Now in his mid-60s and running a successful cricket academy in his native Barbados, the former Nottinghamshire and Sussex all-rounder has his place in history as a modern pioneer of the slower ball. He first developed his “moon ball” while playing as an overseas professional for Rawtenstall in the Lancashire League in the 1980s.

Feeling tired at the end of a long net session he reverted to bowling off-spin but was displeased when the club batters started slogging him. This led him to occasionally slip a faster ball in with an off-spinner’s action. His “moon ball” came about as an inversion of this.

“I could get it right in the blockhole or get it to turn quite sharply off a length,” recalls Stephenson. “Often the batters thought I was bowling a beamer at them and would wind up getting into all these awkward positions. They really struggled. I knew I was on to something.”

After honing the delivery for a few years in club cricket, Stephenson decided it was ready for use in the county game. In 1988 he took 125 wickets for Nottinghamshire and proudly states that “at least 25” of those were snared by his slowie. The advent of shorter-form cricket, particularly Twenty20, has prompted bowlers to build up an armoury of slower deliveries in order to compete with souped up bats, gym-sculpted batters, short boundaries and sixes falling like confetti around the globe.

Recently, Sam Curran has been noted for his use of slower balls for England and franchise sides around the world. Speaking to Stuart Broad on the For The Love of Cricket podcast, Curran explained the logic behind his varieties. “You have to be creative … I feel that if a batsmen knows I can do something unique it’s a bit like facing a mystery spinner, they’ve got a little bit more doubt.”

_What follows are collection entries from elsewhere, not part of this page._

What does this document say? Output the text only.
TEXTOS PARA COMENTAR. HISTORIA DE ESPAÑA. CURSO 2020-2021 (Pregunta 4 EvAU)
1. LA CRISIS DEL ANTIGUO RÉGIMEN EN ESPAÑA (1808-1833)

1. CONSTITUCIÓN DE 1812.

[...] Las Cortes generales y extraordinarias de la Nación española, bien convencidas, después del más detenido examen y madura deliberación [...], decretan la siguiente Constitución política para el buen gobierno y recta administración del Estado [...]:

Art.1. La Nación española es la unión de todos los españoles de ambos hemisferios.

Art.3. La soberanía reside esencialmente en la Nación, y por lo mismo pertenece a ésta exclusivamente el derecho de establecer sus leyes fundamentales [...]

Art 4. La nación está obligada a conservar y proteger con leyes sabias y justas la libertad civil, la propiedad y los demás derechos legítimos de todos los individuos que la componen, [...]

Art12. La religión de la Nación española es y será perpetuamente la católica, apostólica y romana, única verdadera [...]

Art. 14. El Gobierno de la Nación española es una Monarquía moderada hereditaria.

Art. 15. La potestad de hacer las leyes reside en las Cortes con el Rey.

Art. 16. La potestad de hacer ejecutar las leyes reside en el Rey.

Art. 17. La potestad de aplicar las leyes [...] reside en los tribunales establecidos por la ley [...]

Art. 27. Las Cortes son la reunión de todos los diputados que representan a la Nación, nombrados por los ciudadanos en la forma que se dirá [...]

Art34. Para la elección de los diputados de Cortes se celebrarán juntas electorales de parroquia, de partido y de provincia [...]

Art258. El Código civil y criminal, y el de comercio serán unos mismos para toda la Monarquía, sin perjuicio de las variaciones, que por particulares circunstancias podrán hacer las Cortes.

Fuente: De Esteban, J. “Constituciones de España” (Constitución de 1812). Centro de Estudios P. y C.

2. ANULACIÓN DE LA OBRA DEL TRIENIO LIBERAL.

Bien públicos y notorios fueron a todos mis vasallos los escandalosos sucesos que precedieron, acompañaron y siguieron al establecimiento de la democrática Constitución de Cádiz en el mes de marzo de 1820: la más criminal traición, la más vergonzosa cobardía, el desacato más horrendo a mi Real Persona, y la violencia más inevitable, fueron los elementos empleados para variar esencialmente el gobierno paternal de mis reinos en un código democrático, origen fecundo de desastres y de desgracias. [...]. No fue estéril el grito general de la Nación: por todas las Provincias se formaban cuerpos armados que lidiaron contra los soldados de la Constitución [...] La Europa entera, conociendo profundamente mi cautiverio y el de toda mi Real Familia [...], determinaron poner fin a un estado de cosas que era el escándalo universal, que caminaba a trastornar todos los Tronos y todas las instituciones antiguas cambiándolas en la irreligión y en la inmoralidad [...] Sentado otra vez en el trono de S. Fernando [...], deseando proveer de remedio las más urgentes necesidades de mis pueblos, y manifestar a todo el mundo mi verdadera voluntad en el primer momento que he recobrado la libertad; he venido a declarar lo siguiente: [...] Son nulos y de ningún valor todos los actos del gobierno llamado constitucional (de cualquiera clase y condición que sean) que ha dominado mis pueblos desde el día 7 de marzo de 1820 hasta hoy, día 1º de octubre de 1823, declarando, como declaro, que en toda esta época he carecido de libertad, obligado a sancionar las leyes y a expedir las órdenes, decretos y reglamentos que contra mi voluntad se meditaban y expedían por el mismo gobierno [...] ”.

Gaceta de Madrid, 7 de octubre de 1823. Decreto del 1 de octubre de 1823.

Curran can effectively drop his pace in half, floating down maple-copter deliveries at 40mph in contrast to his average speed of 80mph. When it goes right, Curran’s moon ball is clipped up and shared on social media. “Don’t get me wrong, it can get hit,” he also confessed to Broad.

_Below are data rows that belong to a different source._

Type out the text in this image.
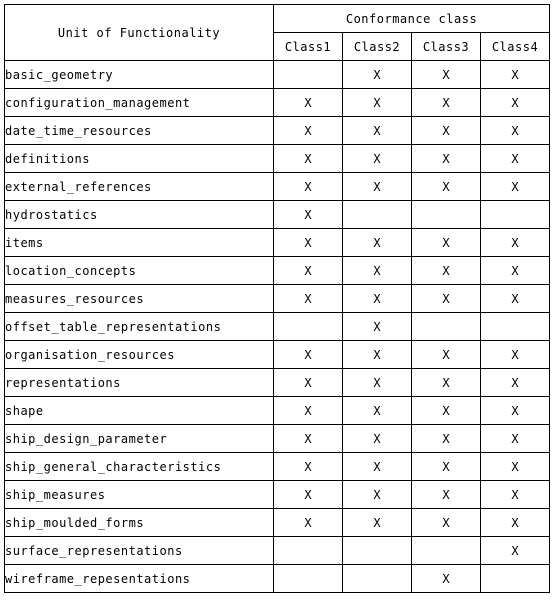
Unit of Functionality	Conformance class			
	Class1	Class2	Class3	Class4
basic_geometry		X	X	X
configuration_management	X	X	X	X
date_time_resources	X	X	X	X
definitions	X	X	X	X
external_references	X	X	X	X
hydrostatics	X			
items	X	X	X	X
location_concepts	X	X	X	X
measures_resources	X	X	X	X
offset_table_representations		X		
organisation_resources	X	X	X	X
representations	X	X	X	X
shape	X	X	X	X
ship_design_parameter	X	X	X	X
ship_general_characteristics	X	X	X	X
ship_measures	X	X	X	X
ship_moulded_forms	X	X	X	X
surface_representations				X
wireframe_repesentations			X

Notably, Curran didn’t attempt a slower ball when entrusted to bowl the final over of England’s nerve-jangling four-run victory over Nepal in their first fixture of the T20 World Cup in Mumbai on Sunday. Instead he bowled a series of full deliveries on leg stump with the field set accordingly. He succeeded in stemming the flow when it mattered most after his teammates had been sent around the park, Nepal’s middle order batter Lokesh Bam fully embracing nominative determinism by spanking the ball into various sections of the Wankhede stadium.

Deciding when and when not to bowl the slower delivery is key. Three of Bam’s sixes came off a trio of Jofra Archer’s slower balls in the 18th over. The former England and Leicestershire off-spinner turned sports psychologist Jeremy Snape is well-versed in both the physical and mental act of deploying the slower ball.

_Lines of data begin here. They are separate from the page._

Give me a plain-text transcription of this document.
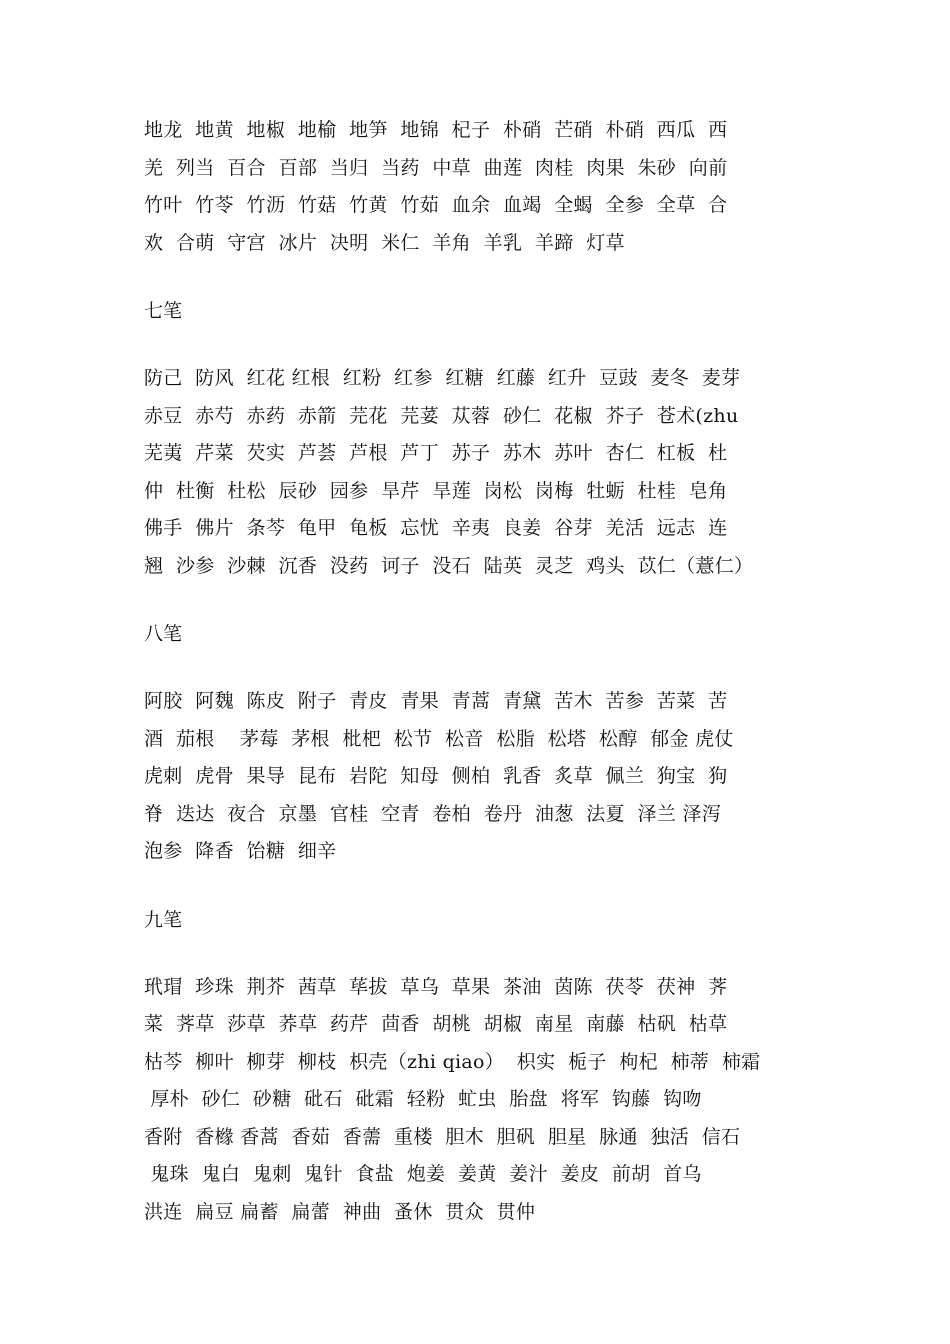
地龙  地黄  地椒  地榆  地笋  地锦  杞子  朴硝  芒硝  朴硝  西瓜  西
羌  列当  百合  百部  当归  当药  中草  曲莲  肉桂  肉果  朱砂  向前
竹叶  竹苓  竹沥  竹菇  竹黄  竹茹  血余  血竭  全蝎  全参  全草  合
欢  合萌  守宫  冰片  决明  米仁  羊角  羊乳  羊蹄  灯草
七笔
防己  防风  红花 红根  红粉  红参  红糖  红藤  红升  豆豉  麦冬  麦芽
赤豆  赤芍  赤药  赤箭  芫花  芫荽  苁蓉  砂仁  花椒  芥子  苍术(zhu
芜荑  芹菜  芡实  芦荟  芦根  芦丁  苏子  苏木  苏叶  杏仁  杠板  杜
仲  杜衡  杜松  辰砂  园参  旱芹  旱莲  岗松  岗梅  牡蛎  杜桂  皂角
佛手  佛片  条芩  龟甲  龟板  忘忧  辛夷  良姜  谷芽  羌活  远志  连
翘  沙参  沙棘  沉香  没药  诃子  没石  陆英  灵芝  鸡头  苡仁（薏仁）
八笔
阿胶  阿魏  陈皮  附子  青皮  青果  青蒿  青黛  苦木  苦参  苦菜  苦
酒  茄根    茅莓  茅根  枇杷  松节  松音  松脂  松塔  松醇  郁金 虎仗
虎刺  虎骨  果导  昆布  岩陀  知母  侧柏  乳香  炙草  佩兰  狗宝  狗
脊  迭达  夜合  京墨  官桂  空青  卷柏  卷丹  油葱  法夏  泽兰 泽泻
泡参  降香  饴糖  细辛
九笔
玳瑁  珍珠  荆芥  茜草  荜拔  草乌  草果  茶油  茵陈  茯苓  茯神  荠
菜  荠草  莎草  荞草  药芹  茴香  胡桃  胡椒  南星  南藤  枯矾  枯草
枯芩  柳叶  柳芽  柳枝  枳壳（zhi qiao）  枳实  栀子  枸杞  柿蒂  柿霜
厚朴  砂仁  砂糖  砒石  砒霜  轻粉  虻虫  胎盘  将军  钩藤  钩吻
香附  香橼 香蒿  香茹  香薷  重楼  胆木  胆矾  胆星  脉通  独活  信石
鬼珠  鬼白  鬼刺  鬼针  食盐  炮姜  姜黄  姜汁  姜皮  前胡  首乌
洪连  扁豆 扁蓄  扁蕾  神曲  蚤休  贯众  贯仲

“I got Virender Sehwag out with mine once in an ODI in 2002. He was caught in the deep, he stomped off and apparently was shouting afterwards: ‘I can’t believe I got out to one of Snape’s lollipops!’

“It’s always a risky ball. It can easily go wrong and then that looks particularly bad in a high-stakes game played by a professional player. ‘Hang on a minute, why’s this elite cricketer bowling like the bloke from down the Dog and Duck CC?’”

Curran’s moon ball has been compared to Snape’s own. As a serendipitous aside, Snape used to bunk with Curran’s dad, Kevin, on pre-season tours when both men were playing for Northamptonshire. “I actually texted Sammy a few months ago to say it looks like his is coming out beautifully.

“Ultimately you’re trying to not only disrupt the clarity of thought and commitment of the batsman, you’re also trying to disrupt their power base and their core strength. T20 cricket is all about prediction for batsmen, they want to be able to predict the rhythm of your footfall and your delivery, ba-dum-ba-dum-ba-dum – smash! If you can upset that, break their patterns and predictions then you can have success, no matter how slow you bowl.”

Stephenson serves up one final paean to the slower ball with which he is synonymous all these years later. “There’s nothing better than outfoxing a batter, particularly when you do it in slow-motion so their humiliation seems to last for ever.”

There’s a split second of silence on the phone line before a slow, deep laugh descends once more.